The Supreme Court says vouchers don't favor any religion. Then why are Islamic educators smiling?

BY: Paul O'Donnell

When Humari Bokari was principal of St. Leo's Catholic school in Milwaukee during 1990s, vouchers helped financially, she says, but "we didn't get much of a boost in attendance." Today Bokari is principal of Salam School, an Islamic primary school across town, where the story is different. In ten years the school has gone from seven students to 360. While other factors have fueled the expansion, Bokari states flatly, that without Milwaukee's Parental Choice Program "we would not have this high an enrollment." And she believes last week's Supreme Court ruling approving a similar program in Cleveland will improve prospects for Salam School and other Muslim schools around the country. Bokari, a Muslim woman who speaks with careful, British-bred diction, reveled in understatement, "I should say: whoopee."

Much of the public debate has taken it as a given that vouchers would be a boon for Catholic schools. But since Cleveland's voucher pilot program began in 1995, the 30 small diocesan schools that participated have lost some 2,000 students, according to Mary Lou Toler of the diocese's Office of Catholic Education. "There was no enrollment boost, and no financial boost either," says Toler, who points out that enrolled students simply substituted vouchers for tuition they had previously been paying out of pocket. If anything, the Cleveland program drove children back to free public schools by asking parents to pay 10 to 25 percent of the tuition if they chose private schools.

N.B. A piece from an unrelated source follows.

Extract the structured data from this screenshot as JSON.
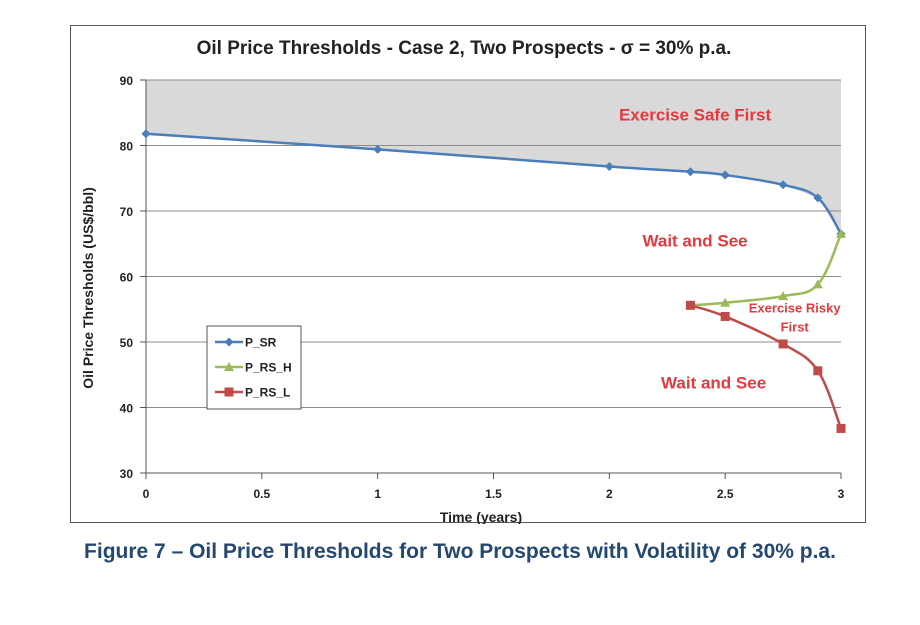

The big winners of any school voucher program may turn out to be not established private and parochial schools at all, but smaller evangelical Christian, Buddhist and Jewish academies-but perhaps none more so than the hundreds of Islamic schools, like Bokari's Salam School, that have bloomed in the last two decades.

To some extent, the reason is timing. While the Catholic school system is contracting-last year was the first in which more closed than opened--Islamic schools today resemble Catholic parish schools a hundred years ago, feeding on a huge immigrant tide that hasn't yet crested. As Muslims began to arrive in the United States from Asia and Africa in the late 1960s, their first order of business was to build mosques, then Islamic centers to anchor their fledgling communities. Only in the past two decades have they turned their attention to education. "After they saw the impact of public schools on their children, they decided to establish schools, usually using rooms in the Islamic center," says Sabah E. Karam of the Council for Islamic Schools in North America, an accrediting agency.